Because of the forecast size of the Fraser sockeye run, which anticipated a large return that summer, the co-op was planning to use a tender, a forty-by-fifteen-foot boat that could just as easily work up in Alaska’s salmon fisheries. “We’re growing up. This has to survive into the future. This is too good of a resource. It’s too precious.” Even so, there were pressures on the fishery, pressures that could cause it to just blink out of existence if they weren’t careful. “Everyone is old, there’s no new blood. No one’s really making any money.” Starks was trying to address this last point. He had a market for twenty thousand pounds of frozen fillets, plus his connections to fine-dining restaurants and chefs.

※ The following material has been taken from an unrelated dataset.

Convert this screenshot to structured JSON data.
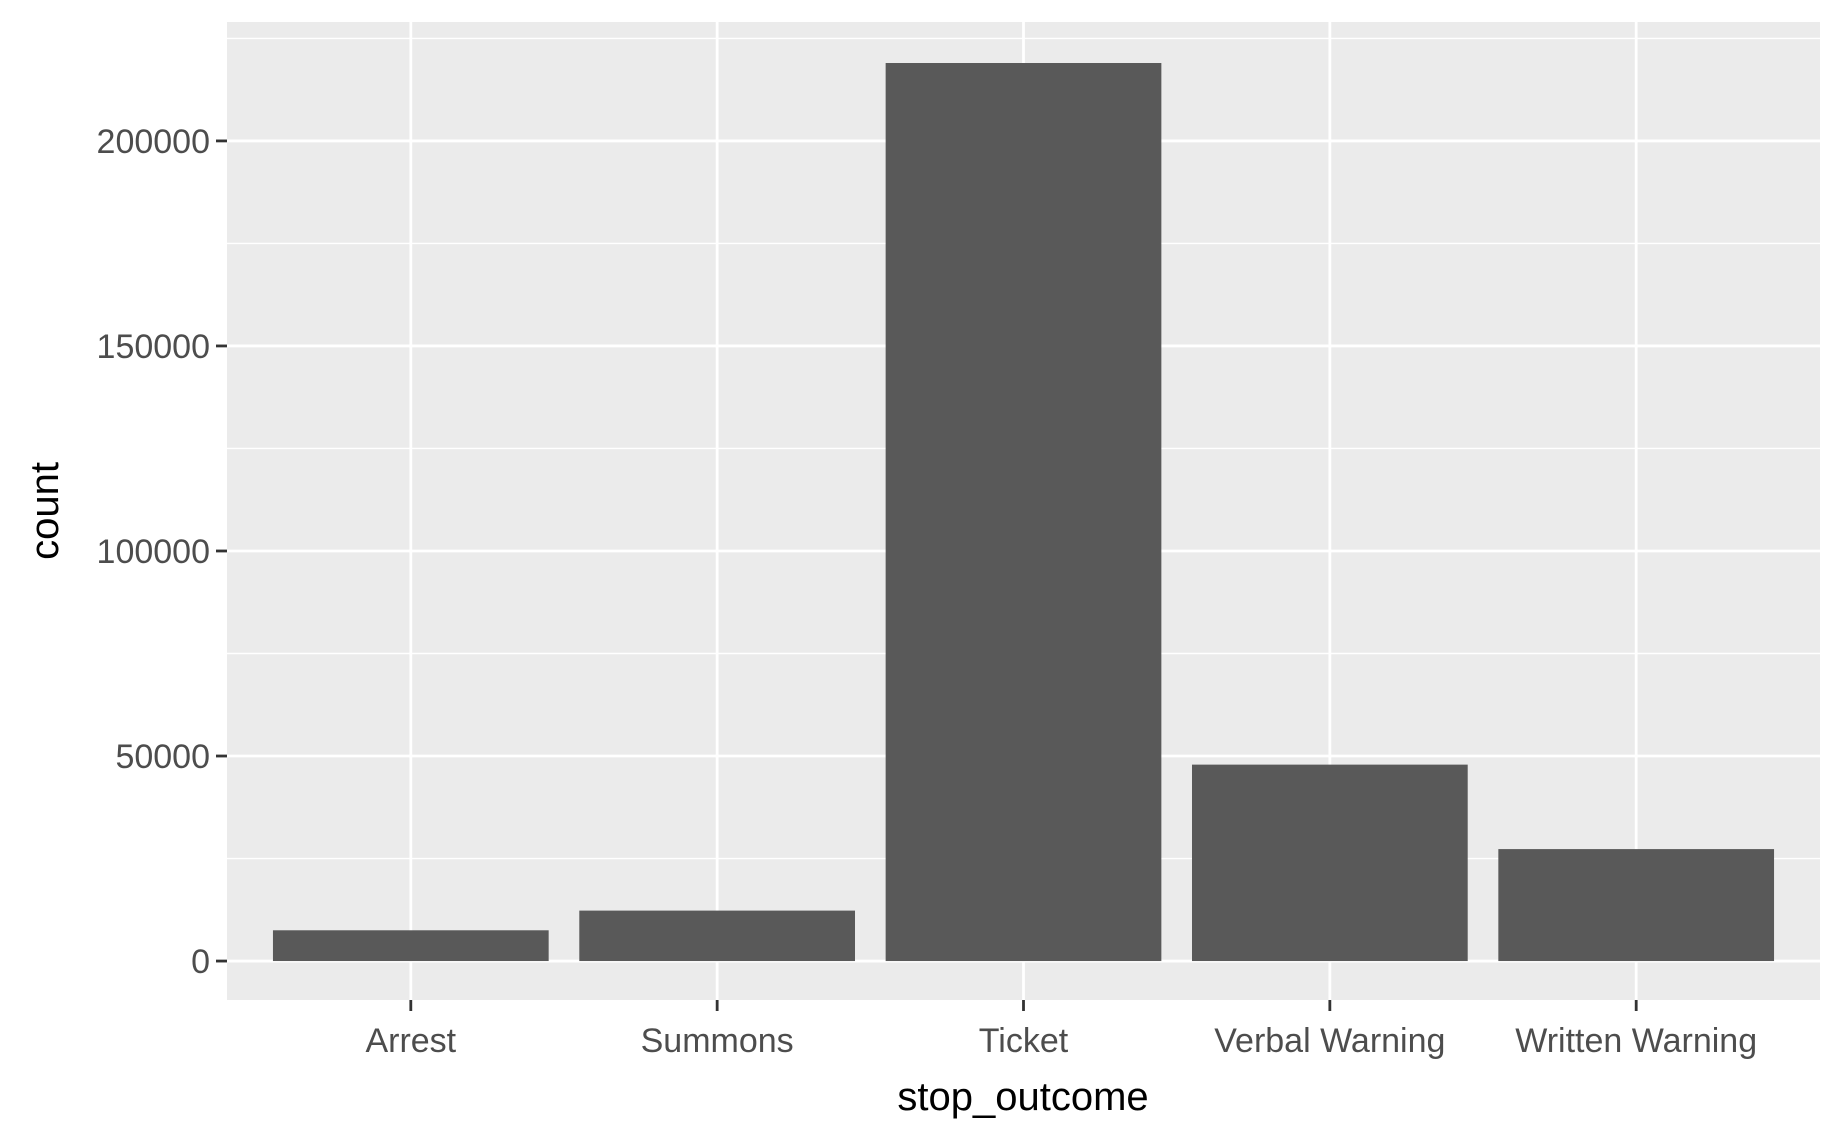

His partner was working with Microsoft; this year their salmon would be sold in the corporate cafeteria, which made him laugh. He was reminded that his portrait was hanging at Google headquarters: “Riley the Reefnetter.” It was part of a series of portraits done by a well-known photographer, Douglas Gayeton, for a project called “The Lexicon of Sustainability.” Starks shrugged it off. The time to crow would be later, if and when the fishery got the recognition he thought it deserved. The big run of sockeye due in the summer would be a test. Were they ready?